Legacy system mac emulator archive#
Emulation has gotten incredibly sophisticated recently – the Internet Archive has even made it possible to run thousands of vintage MS-DOS and Windows 3.1 programs from an emulator inside your web browser, no additional downloads required, which is really an incredible feat of programming. In order to access software or digital files created for obsolete systems, the primary solutions these days are emulation and virtualization – two slightly different methods of, essentially, using software to trick a contemporary computer into mimicking the behavior and limitations of other hardware and/or operating systems. They could (and might still, if it comes to it) just bring the laptops to the site and run the software in the native environment, but that’s unideal for a couple reasons: first, I’m always somewhat hesitant for department equipment to leave campus and second, having old hardware running these old operating systems natively is something of a luxury, which our students may very well not have in the future as equipment continues to age, or if they work at an institution with shallower pockets for digital preservation. However, the students would only have access to the digital materials on-site at the partner institution for this project, and could not bring the software back to NYU. Normally, this wouldn’t present much of an issue, as MIAP’s “Old Media Lab” still has several old Power Mac G4 desktops and even a couple Macbook laptops running various early versions of Mac OSX.
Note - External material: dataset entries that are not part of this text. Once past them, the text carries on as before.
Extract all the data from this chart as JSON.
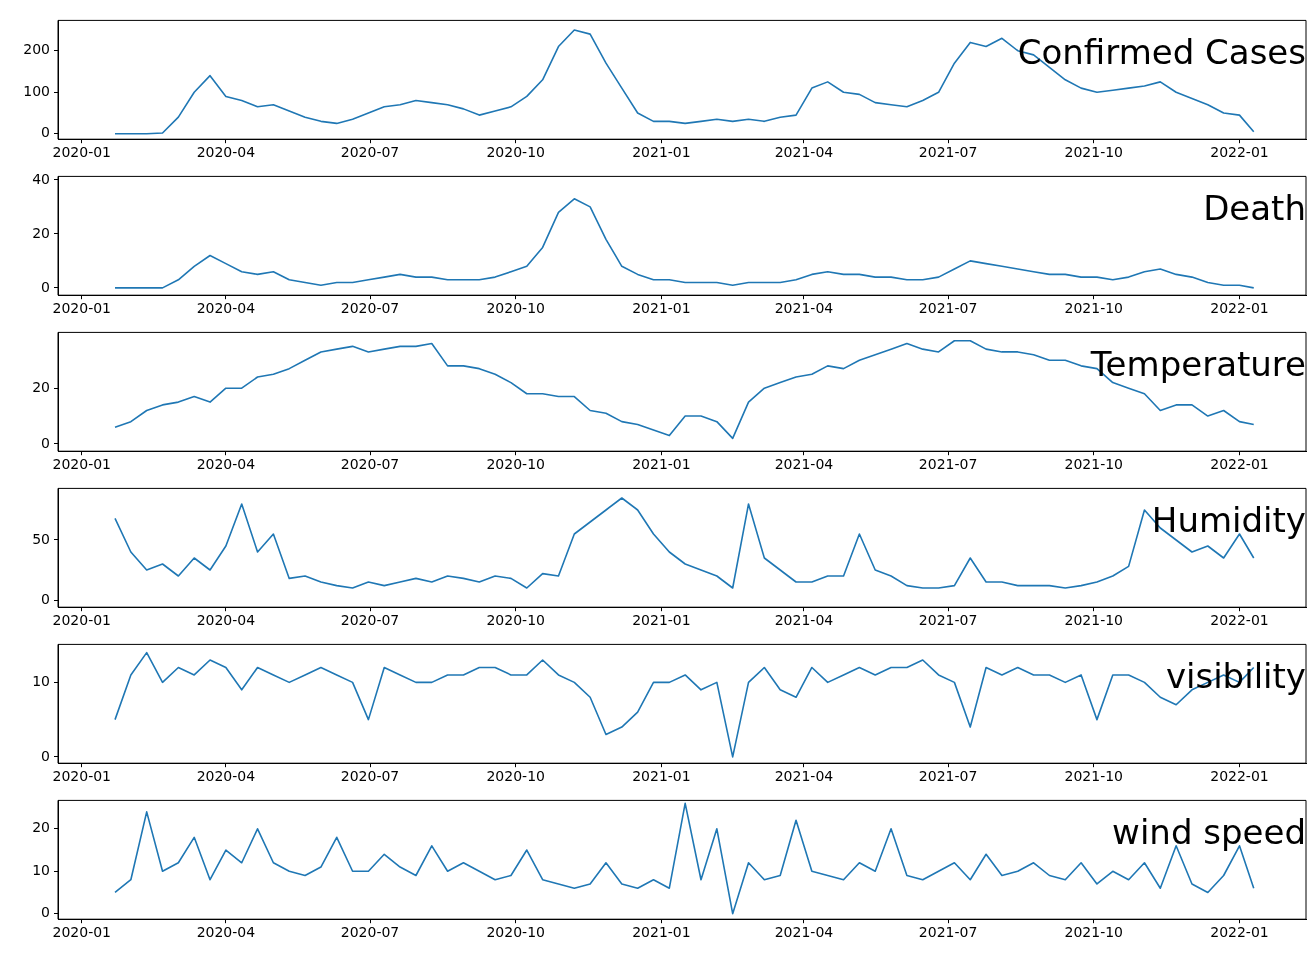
{
  "chart_data": [
    {
      "type": "line",
      "title": "Confirmed Cases",
      "color": "#1f77b4",
      "marker": "none",
      "line_style": "solid",
      "grid": false,
      "legend": false,
      "x": [
        "2020-01-22",
        "2020-02-01",
        "2020-02-11",
        "2020-02-21",
        "2020-03-02",
        "2020-03-12",
        "2020-03-22",
        "2020-04-01",
        "2020-04-11",
        "2020-04-21",
        "2020-05-01",
        "2020-05-11",
        "2020-05-21",
        "2020-05-31",
        "2020-06-10",
        "2020-06-20",
        "2020-06-30",
        "2020-07-10",
        "2020-07-20",
        "2020-07-30",
        "2020-08-09",
        "2020-08-19",
        "2020-08-29",
        "2020-09-08",
        "2020-09-18",
        "2020-09-28",
        "2020-10-08",
        "2020-10-18",
        "2020-10-28",
        "2020-11-07",
        "2020-11-17",
        "2020-11-27",
        "2020-12-07",
        "2020-12-17",
        "2020-12-27",
        "2021-01-06",
        "2021-01-16",
        "2021-01-26",
        "2021-02-05",
        "2021-02-15",
        "2021-02-25",
        "2021-03-07",
        "2021-03-17",
        "2021-03-27",
        "2021-04-06",
        "2021-04-16",
        "2021-04-26",
        "2021-05-06",
        "2021-05-16",
        "2021-05-26",
        "2021-06-05",
        "2021-06-15",
        "2021-06-25",
        "2021-07-05",
        "2021-07-15",
        "2021-07-25",
        "2021-08-04",
        "2021-08-14",
        "2021-08-24",
        "2021-09-03",
        "2021-09-13",
        "2021-09-23",
        "2021-10-03",
        "2021-10-13",
        "2021-10-23",
        "2021-11-02",
        "2021-11-12",
        "2021-11-22",
        "2021-12-02",
        "2021-12-12",
        "2021-12-22",
        "2022-01-01",
        "2022-01-10"
      ],
      "values": [
        0,
        0,
        0,
        2,
        40,
        100,
        140,
        90,
        80,
        65,
        70,
        55,
        40,
        30,
        25,
        35,
        50,
        65,
        70,
        80,
        75,
        70,
        60,
        45,
        55,
        65,
        90,
        130,
        210,
        250,
        240,
        170,
        110,
        50,
        30,
        30,
        25,
        30,
        35,
        30,
        35,
        30,
        40,
        45,
        110,
        125,
        100,
        95,
        75,
        70,
        65,
        80,
        100,
        170,
        220,
        210,
        230,
        200,
        190,
        160,
        130,
        110,
        100,
        105,
        110,
        115,
        125,
        100,
        85,
        70,
        50,
        45,
        5
      ],
      "xlim": [
        "2019-12-17",
        "2022-02-12"
      ],
      "xticks": [
        "2020-01",
        "2020-04",
        "2020-07",
        "2020-10",
        "2021-01",
        "2021-04",
        "2021-07",
        "2021-10",
        "2022-01"
      ],
      "ylim": [
        -13,
        273
      ],
      "yticks": [
        0,
        100,
        200
      ]
    },
    {
      "type": "line",
      "title": "Death",
      "color": "#1f77b4",
      "marker": "none",
      "line_style": "solid",
      "grid": false,
      "legend": false,
      "x": [
        "2020-01-22",
        "2020-02-01",
        "2020-02-11",
        "2020-02-21",
        "2020-03-02",
        "2020-03-12",
        "2020-03-22",
        "2020-04-01",
        "2020-04-11",
        "2020-04-21",
        "2020-05-01",
        "2020-05-11",
        "2020-05-21",
        "2020-05-31",
        "2020-06-10",
        "2020-06-20",
        "2020-06-30",
        "2020-07-10",
        "2020-07-20",
        "2020-07-30",
        "2020-08-09",
        "2020-08-19",
        "2020-08-29",
        "2020-09-08",
        "2020-09-18",
        "2020-09-28",
        "2020-10-08",
        "2020-10-18",
        "2020-10-28",
        "2020-11-07",
        "2020-11-17",
        "2020-11-27",
        "2020-12-07",
        "2020-12-17",
        "2020-12-27",
        "2021-01-06",
        "2021-01-16",
        "2021-01-26",
        "2021-02-05",
        "2021-02-15",
        "2021-02-25",
        "2021-03-07",
        "2021-03-17",
        "2021-03-27",
        "2021-04-06",
        "2021-04-16",
        "2021-04-26",
        "2021-05-06",
        "2021-05-16",
        "2021-05-26",
        "2021-06-05",
        "2021-06-15",
        "2021-06-25",
        "2021-07-05",
        "2021-07-15",
        "2021-07-25",
        "2021-08-04",
        "2021-08-14",
        "2021-08-24",
        "2021-09-03",
        "2021-09-13",
        "2021-09-23",
        "2021-10-03",
        "2021-10-13",
        "2021-10-23",
        "2021-11-02",
        "2021-11-12",
        "2021-11-22",
        "2021-12-02",
        "2021-12-12",
        "2021-12-22",
        "2022-01-01",
        "2022-01-10"
      ],
      "values": [
        0,
        0,
        0,
        0,
        3,
        8,
        12,
        9,
        6,
        5,
        6,
        3,
        2,
        1,
        2,
        2,
        3,
        4,
        5,
        4,
        4,
        3,
        3,
        3,
        4,
        6,
        8,
        15,
        28,
        33,
        30,
        18,
        8,
        5,
        3,
        3,
        2,
        2,
        2,
        1,
        2,
        2,
        2,
        3,
        5,
        6,
        5,
        5,
        4,
        4,
        3,
        3,
        4,
        7,
        10,
        9,
        8,
        7,
        6,
        5,
        5,
        4,
        4,
        3,
        4,
        6,
        7,
        5,
        4,
        2,
        1,
        1,
        0
      ],
      "xlim": [
        "2019-12-17",
        "2022-02-12"
      ],
      "xticks": [
        "2020-01",
        "2020-04",
        "2020-07",
        "2020-10",
        "2021-01",
        "2021-04",
        "2021-07",
        "2021-10",
        "2022-01"
      ],
      "ylim": [
        -2.7,
        41.3
      ],
      "yticks": [
        0,
        20,
        40
      ]
    },
    {
      "type": "line",
      "title": "Temperature",
      "color": "#1f77b4",
      "marker": "none",
      "line_style": "solid",
      "grid": false,
      "legend": false,
      "x": [
        "2020-01-22",
        "2020-02-01",
        "2020-02-11",
        "2020-02-21",
        "2020-03-02",
        "2020-03-12",
        "2020-03-22",
        "2020-04-01",
        "2020-04-11",
        "2020-04-21",
        "2020-05-01",
        "2020-05-11",
        "2020-05-21",
        "2020-05-31",
        "2020-06-10",
        "2020-06-20",
        "2020-06-30",
        "2020-07-10",
        "2020-07-20",
        "2020-07-30",
        "2020-08-09",
        "2020-08-19",
        "2020-08-29",
        "2020-09-08",
        "2020-09-18",
        "2020-09-28",
        "2020-10-08",
        "2020-10-18",
        "2020-10-28",
        "2020-11-07",
        "2020-11-17",
        "2020-11-27",
        "2020-12-07",
        "2020-12-17",
        "2020-12-27",
        "2021-01-06",
        "2021-01-16",
        "2021-01-26",
        "2021-02-05",
        "2021-02-15",
        "2021-02-25",
        "2021-03-07",
        "2021-03-17",
        "2021-03-27",
        "2021-04-06",
        "2021-04-16",
        "2021-04-26",
        "2021-05-06",
        "2021-05-16",
        "2021-05-26",
        "2021-06-05",
        "2021-06-15",
        "2021-06-25",
        "2021-07-05",
        "2021-07-15",
        "2021-07-25",
        "2021-08-04",
        "2021-08-14",
        "2021-08-24",
        "2021-09-03",
        "2021-09-13",
        "2021-09-23",
        "2021-10-03",
        "2021-10-13",
        "2021-10-23",
        "2021-11-02",
        "2021-11-12",
        "2021-11-22",
        "2021-12-02",
        "2021-12-12",
        "2021-12-22",
        "2022-01-01",
        "2022-01-10"
      ],
      "values": [
        6,
        8,
        12,
        14,
        15,
        17,
        15,
        20,
        20,
        24,
        25,
        27,
        30,
        33,
        34,
        35,
        33,
        34,
        35,
        35,
        36,
        28,
        28,
        27,
        25,
        22,
        18,
        18,
        17,
        17,
        12,
        11,
        8,
        7,
        5,
        3,
        10,
        10,
        8,
        2,
        15,
        20,
        22,
        24,
        25,
        28,
        27,
        30,
        32,
        34,
        36,
        34,
        33,
        37,
        37,
        34,
        33,
        33,
        32,
        30,
        30,
        28,
        27,
        22,
        20,
        18,
        12,
        14,
        14,
        10,
        12,
        8,
        7
      ],
      "xlim": [
        "2019-12-17",
        "2022-02-12"
      ],
      "xticks": [
        "2020-01",
        "2020-04",
        "2020-07",
        "2020-10",
        "2021-01",
        "2021-04",
        "2021-07",
        "2021-10",
        "2022-01"
      ],
      "ylim": [
        -2.6,
        40
      ],
      "yticks": [
        0,
        20
      ]
    },
    {
      "type": "line",
      "title": "Humidity",
      "color": "#1f77b4",
      "marker": "none",
      "line_style": "solid",
      "grid": false,
      "legend": false,
      "x": [
        "2020-01-22",
        "2020-02-01",
        "2020-02-11",
        "2020-02-21",
        "2020-03-02",
        "2020-03-12",
        "2020-03-22",
        "2020-04-01",
        "2020-04-11",
        "2020-04-21",
        "2020-05-01",
        "2020-05-11",
        "2020-05-21",
        "2020-05-31",
        "2020-06-10",
        "2020-06-20",
        "2020-06-30",
        "2020-07-10",
        "2020-07-20",
        "2020-07-30",
        "2020-08-09",
        "2020-08-19",
        "2020-08-29",
        "2020-09-08",
        "2020-09-18",
        "2020-09-28",
        "2020-10-08",
        "2020-10-18",
        "2020-10-28",
        "2020-11-07",
        "2020-11-17",
        "2020-11-27",
        "2020-12-07",
        "2020-12-17",
        "2020-12-27",
        "2021-01-06",
        "2021-01-16",
        "2021-01-26",
        "2021-02-05",
        "2021-02-15",
        "2021-02-25",
        "2021-03-07",
        "2021-03-17",
        "2021-03-27",
        "2021-04-06",
        "2021-04-16",
        "2021-04-26",
        "2021-05-06",
        "2021-05-16",
        "2021-05-26",
        "2021-06-05",
        "2021-06-15",
        "2021-06-25",
        "2021-07-05",
        "2021-07-15",
        "2021-07-25",
        "2021-08-04",
        "2021-08-14",
        "2021-08-24",
        "2021-09-03",
        "2021-09-13",
        "2021-09-23",
        "2021-10-03",
        "2021-10-13",
        "2021-10-23",
        "2021-11-02",
        "2021-11-12",
        "2021-11-22",
        "2021-12-02",
        "2021-12-12",
        "2021-12-22",
        "2022-01-01",
        "2022-01-10"
      ],
      "values": [
        68,
        40,
        25,
        30,
        20,
        35,
        25,
        45,
        80,
        40,
        55,
        18,
        20,
        15,
        12,
        10,
        15,
        12,
        15,
        18,
        15,
        20,
        18,
        15,
        20,
        18,
        10,
        22,
        20,
        55,
        65,
        75,
        85,
        75,
        55,
        40,
        30,
        25,
        20,
        10,
        80,
        35,
        25,
        15,
        15,
        20,
        20,
        55,
        25,
        20,
        12,
        10,
        10,
        12,
        35,
        15,
        15,
        12,
        12,
        12,
        10,
        12,
        15,
        20,
        28,
        75,
        60,
        50,
        40,
        45,
        35,
        55,
        35
      ],
      "xlim": [
        "2019-12-17",
        "2022-02-12"
      ],
      "xticks": [
        "2020-01",
        "2020-04",
        "2020-07",
        "2020-10",
        "2021-01",
        "2021-04",
        "2021-07",
        "2021-10",
        "2022-01"
      ],
      "ylim": [
        -6,
        93
      ],
      "yticks": [
        0,
        50
      ]
    },
    {
      "type": "line",
      "title": "visibility",
      "color": "#1f77b4",
      "marker": "none",
      "line_style": "solid",
      "grid": false,
      "legend": false,
      "x": [
        "2020-01-22",
        "2020-02-01",
        "2020-02-11",
        "2020-02-21",
        "2020-03-02",
        "2020-03-12",
        "2020-03-22",
        "2020-04-01",
        "2020-04-11",
        "2020-04-21",
        "2020-05-01",
        "2020-05-11",
        "2020-05-21",
        "2020-05-31",
        "2020-06-10",
        "2020-06-20",
        "2020-06-30",
        "2020-07-10",
        "2020-07-20",
        "2020-07-30",
        "2020-08-09",
        "2020-08-19",
        "2020-08-29",
        "2020-09-08",
        "2020-09-18",
        "2020-09-28",
        "2020-10-08",
        "2020-10-18",
        "2020-10-28",
        "2020-11-07",
        "2020-11-17",
        "2020-11-27",
        "2020-12-07",
        "2020-12-17",
        "2020-12-27",
        "2021-01-06",
        "2021-01-16",
        "2021-01-26",
        "2021-02-05",
        "2021-02-15",
        "2021-02-25",
        "2021-03-07",
        "2021-03-17",
        "2021-03-27",
        "2021-04-06",
        "2021-04-16",
        "2021-04-26",
        "2021-05-06",
        "2021-05-16",
        "2021-05-26",
        "2021-06-05",
        "2021-06-15",
        "2021-06-25",
        "2021-07-05",
        "2021-07-15",
        "2021-07-25",
        "2021-08-04",
        "2021-08-14",
        "2021-08-24",
        "2021-09-03",
        "2021-09-13",
        "2021-09-23",
        "2021-10-03",
        "2021-10-13",
        "2021-10-23",
        "2021-11-02",
        "2021-11-12",
        "2021-11-22",
        "2021-12-02",
        "2021-12-12",
        "2021-12-22",
        "2022-01-01",
        "2022-01-10"
      ],
      "values": [
        5,
        11,
        14,
        10,
        12,
        11,
        13,
        12,
        9,
        12,
        11,
        10,
        11,
        12,
        11,
        10,
        5,
        12,
        11,
        10,
        10,
        11,
        11,
        12,
        12,
        11,
        11,
        13,
        11,
        10,
        8,
        3,
        4,
        6,
        10,
        10,
        11,
        9,
        10,
        0,
        10,
        12,
        9,
        8,
        12,
        10,
        11,
        12,
        11,
        12,
        12,
        13,
        11,
        10,
        4,
        12,
        11,
        12,
        11,
        11,
        10,
        11,
        5,
        11,
        11,
        10,
        8,
        7,
        9,
        10,
        11,
        10,
        12
      ],
      "xlim": [
        "2019-12-17",
        "2022-02-12"
      ],
      "xticks": [
        "2020-01",
        "2020-04",
        "2020-07",
        "2020-10",
        "2021-01",
        "2021-04",
        "2021-07",
        "2021-10",
        "2022-01"
      ],
      "ylim": [
        -0.85,
        15.1
      ],
      "yticks": [
        0,
        10
      ]
    },
    {
      "type": "line",
      "title": "wind speed",
      "color": "#1f77b4",
      "marker": "none",
      "line_style": "solid",
      "grid": false,
      "legend": false,
      "x": [
        "2020-01-22",
        "2020-02-01",
        "2020-02-11",
        "2020-02-21",
        "2020-03-02",
        "2020-03-12",
        "2020-03-22",
        "2020-04-01",
        "2020-04-11",
        "2020-04-21",
        "2020-05-01",
        "2020-05-11",
        "2020-05-21",
        "2020-05-31",
        "2020-06-10",
        "2020-06-20",
        "2020-06-30",
        "2020-07-10",
        "2020-07-20",
        "2020-07-30",
        "2020-08-09",
        "2020-08-19",
        "2020-08-29",
        "2020-09-08",
        "2020-09-18",
        "2020-09-28",
        "2020-10-08",
        "2020-10-18",
        "2020-10-28",
        "2020-11-07",
        "2020-11-17",
        "2020-11-27",
        "2020-12-07",
        "2020-12-17",
        "2020-12-27",
        "2021-01-06",
        "2021-01-16",
        "2021-01-26",
        "2021-02-05",
        "2021-02-15",
        "2021-02-25",
        "2021-03-07",
        "2021-03-17",
        "2021-03-27",
        "2021-04-06",
        "2021-04-16",
        "2021-04-26",
        "2021-05-06",
        "2021-05-16",
        "2021-05-26",
        "2021-06-05",
        "2021-06-15",
        "2021-06-25",
        "2021-07-05",
        "2021-07-15",
        "2021-07-25",
        "2021-08-04",
        "2021-08-14",
        "2021-08-24",
        "2021-09-03",
        "2021-09-13",
        "2021-09-23",
        "2021-10-03",
        "2021-10-13",
        "2021-10-23",
        "2021-11-02",
        "2021-11-12",
        "2021-11-22",
        "2021-12-02",
        "2021-12-12",
        "2021-12-22",
        "2022-01-01",
        "2022-01-10"
      ],
      "values": [
        5,
        8,
        24,
        10,
        12,
        18,
        8,
        15,
        12,
        20,
        12,
        10,
        9,
        11,
        18,
        10,
        10,
        14,
        11,
        9,
        16,
        10,
        12,
        10,
        8,
        9,
        15,
        8,
        7,
        6,
        7,
        12,
        7,
        6,
        8,
        6,
        26,
        8,
        20,
        0,
        12,
        8,
        9,
        22,
        10,
        9,
        8,
        12,
        10,
        20,
        9,
        8,
        10,
        12,
        8,
        14,
        9,
        10,
        12,
        9,
        8,
        12,
        7,
        10,
        8,
        12,
        6,
        16,
        7,
        5,
        9,
        16,
        6
      ],
      "xlim": [
        "2019-12-17",
        "2022-02-12"
      ],
      "xticks": [
        "2020-01",
        "2020-04",
        "2020-07",
        "2020-10",
        "2021-01",
        "2021-04",
        "2021-07",
        "2021-10",
        "2022-01"
      ],
      "ylim": [
        -1.3,
        26.7
      ],
      "yticks": [
        0,
        10,
        20
      ]
    }
  ]
}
Legacy system mac emulator mac osx#
Yes, as it turned out, the students were working with a piece of multimedia artwork/software that required a PowerPC version of Mac OSX (10.0 through 10.5) in order to run.

Going back to the lab, I had a hint of what was coming from the whiteboard: Uh oh. A couple weeks ago Mona Jimenez asked me to step into her course on Handling Complex Media, to help a student group with a tech request (business as usual).